Before the Miners Strike, the National Union of Mineworkers (NUM)’s newspaper, “The Miner”, had a Page 3 girl. For those of you reading this who aren’t British, page 3 is the bizarre and misogynist phenomenon where some of our normal mainstream daily newspapers will devote their page 3 to a huge picture of a topless woman, a “tradition” that sadly continues to this day. But due to the fantastic support of both women and groups such as Gays & Lesbians Support The Miners and the shift in understanding that came from that support, not only had they removed the Page 3 girl by the end of the strike, but marched proudly at the front of the 1985 Gay Pride parade in London.
A young man, Mark (Ben Schnetzer) is on the 1984 Gay Pride march, and he instinctively understands that if the police are attacking the miners, when before they were attacking gays, then they have common cause. That simple but incredibly powerful idea starts off the group, Lesbians And Gays Support The Miners (LGSM), centred on a gay bookshop in London. Dropped into the middle of this tumult of ideas comes Joe (George Mackay), who’s a fascinating character. He’s not out to his parents but is brave enough to go on the Gay Pride march, and from his life in the suburbs he blossoms.

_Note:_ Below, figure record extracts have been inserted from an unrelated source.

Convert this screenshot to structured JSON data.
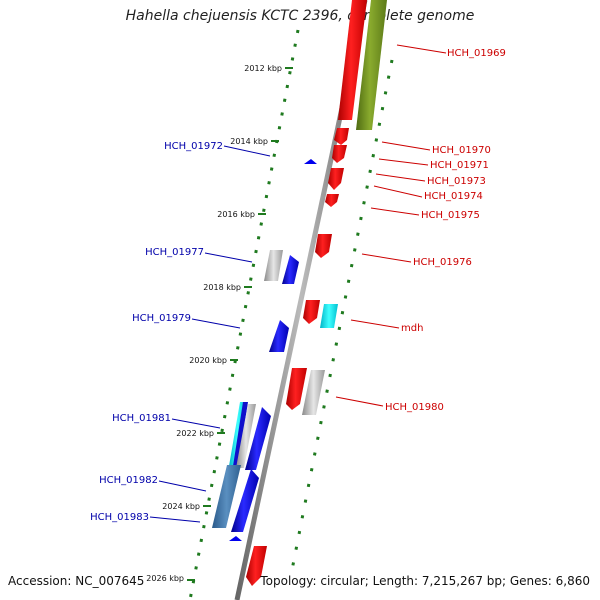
{
  "title": "Hahella chejuensis KCTC 2396, complete genome",
  "footer": {
    "accession": "Accession: NC_007645",
    "topology": "Topology: circular; Length: 7,215,267 bp; Genes: 6,860"
  },
  "colors": {
    "backbone": "#888888",
    "ruler": "#1f7a1f",
    "plus_strand": "#ff0000",
    "minus_strand": "#0000ee",
    "plus_label": "#cc0000",
    "minus_label": "#0000aa"
  },
  "ruler_ticks": [
    "2012 kbp",
    "2014 kbp",
    "2016 kbp",
    "2018 kbp",
    "2020 kbp",
    "2022 kbp",
    "2024 kbp",
    "2026 kbp"
  ],
  "genes_right": [
    {
      "label": "HCH_01969"
    },
    {
      "label": "HCH_01970"
    },
    {
      "label": "HCH_01971"
    },
    {
      "label": "HCH_01973"
    },
    {
      "label": "HCH_01974"
    },
    {
      "label": "HCH_01975"
    },
    {
      "label": "HCH_01976"
    },
    {
      "label": "mdh"
    },
    {
      "label": "HCH_01980"
    }
  ],
  "genes_left": [
    {
      "label": "HCH_01972"
    },
    {
      "label": "HCH_01977"
    },
    {
      "label": "HCH_01979"
    },
    {
      "label": "HCH_01981"
    },
    {
      "label": "HCH_01982"
    },
    {
      "label": "HCH_01983"
    }
  ]
}
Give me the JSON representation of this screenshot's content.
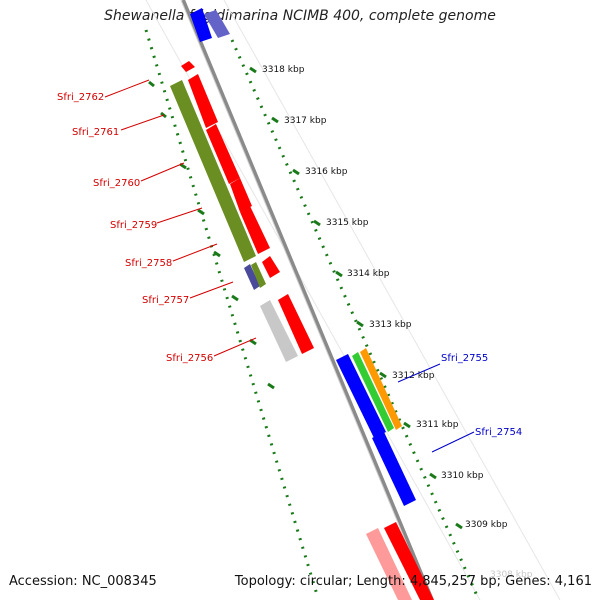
{
  "title": "Shewanella frigidimarina NCIMB 400, complete genome",
  "footer": {
    "accession": "Accession: NC_008345",
    "summary": "Topology: circular; Length: 4,845,257 bp; Genes: 4,161"
  },
  "ruler": {
    "labels": [
      "3318 kbp",
      "3317 kbp",
      "3316 kbp",
      "3315 kbp",
      "3314 kbp",
      "3313 kbp",
      "3312 kbp",
      "3311 kbp",
      "3310 kbp",
      "3309 kbp",
      "3308 kbp"
    ]
  },
  "gene_labels": {
    "left": [
      "Sfri_2762",
      "Sfri_2761",
      "Sfri_2760",
      "Sfri_2759",
      "Sfri_2758",
      "Sfri_2757",
      "Sfri_2756"
    ],
    "right": [
      "Sfri_2755",
      "Sfri_2754"
    ]
  },
  "colors": {
    "backbone": "#8a8a8a",
    "ruler_dots": "#1a7a1a",
    "label_left": "#d40000",
    "label_right": "#0000c8",
    "gene_red": "#ff0000",
    "gene_olive": "#6b8e23",
    "gene_grey": "#c8c8c8",
    "gene_blue": "#0000ff",
    "gene_green": "#33cc33",
    "gene_orange": "#ff9900",
    "gene_navy": "#4a4a9a",
    "gene_pink": "#ff9a9a"
  }
}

For a film about an event which we know didn’t end the way we wanted, “Pride” is packed with humour. The mix of characters in LGSM is wonderful – from sensible shop owner Gethin, to his wonderfully flamboyant partner Jonathan (Dominic West), who’s gradually won over by the arguments and activity; to the couple who started off in LGSM because they just wanted an activity they could do together; to Steph, the woman who takes Joe underneath her wing. Mark is fantastic too, as is Mike, his sidekick (Joseph Gilgun).
But it’s when they meet Dai (Paddy Considine), an NUM rep from the small village that LGSM have chosen to support, that the film really kicks off. Barriers start coming down, Dai speaks at a gay bar and our heroes take a van and go to South Wales, to give the money and supplies they’ve collected and to meet the people they’re helping.
The villagers are…well, how we all are. Some of them make the same connection that Mark made, instinctively and immediately, and welcome the group with open arms, some people get lesbianism and veganism confused, some are openly hostile while some are more worried about what the outside world will think than they ought to be. But it’s extraordinarily difficult to maintain a homophobic attitude when, out of a world that tries to kick you to the ground, one of the only hands that wants to pick you up belongs to a group of gays and lesbians; and the wonderful, funny, heartbreaking main portion of the film shows how quickly people can change in times of crisis, and how friendships and bonds are formed when you stop treating people as an X, or a Y, and just treat them as a person. If you aren’t roaring with laughter when a group of people from the village visit London for the huge benefit concert LGSM have organised, visit a fairly hardcore S&M bar, then party so hard that they exhaust the gays, then I don’t think we can be friends.
One of the vitally important things about “Pride” is, no-one’s a cartoon. From the most flamboyant of the gays to the most virulently homophobic (both in the mining village and the London suburbs), everyone is shown to have an inner life. And it shows that not everyone will change, no matter how obvious the reasons are, but where the current generation may be lost to outdated ideas, the next generation will not be so encrusted in the “muck of ages”. It also shows that the gay people who didn’t support the miners had good reason – some of them came from places where they’d be beaten up by miners for their sexuality, and for others the threat of AIDS was more worthy of their time and effort. There are no obvious or easy copout answers in this. But, most importantly, it shows that when prejudice simply makes no sense anymore, people can and will change quickly.
It’s also a film packed with fantastic performances. Dominic West, Paddy Considine, Imelda Staunton, Jessica Gunning (as Sian, the woman who saw herself as just a miner’s wife but went on to become an MP), Rhodri Meilir (as Martin, Sian’s husband), Bill Nighy, Andrew Scott as Gethin…I could keep going on. There’s a real feeling that these actors know how important this is, and even the smallest character is great.
It’s not just a film about an important topic, though, it’s very well made. The Valleys of South Wales look beautiful, and there’s some really well-done mirroring of scenes throughout the film, shorthand for the changes going on. The 1980s interiors feel real and lived in too. It’s billed as a romantic comedy, but the romance is between the communities, not the people. What a film! It’s heartbreakingly sad at times, and the end, when LGSM are told they can’t have political banners on the newly non-political Pride march, but then bus after bus after bus pulls up full of miners…well, it’s wonderful and sad and the perfect ending.
Full disclosure: as well as coming from several generations of miners, I am friends with one of the real-life members of LGSM, and she loves the film. It’s an absolute triumph, deserves every bit of success it has and more, and ought to be watched by absolutely everybody. That this film can be made in 2014 shows how far we’ve come, but the treatment of LGBT people round the world shows we’ve still got a long way to go. I watched this film, laughed and cried, then felt inspired to go and keep fighting to make the world a better place.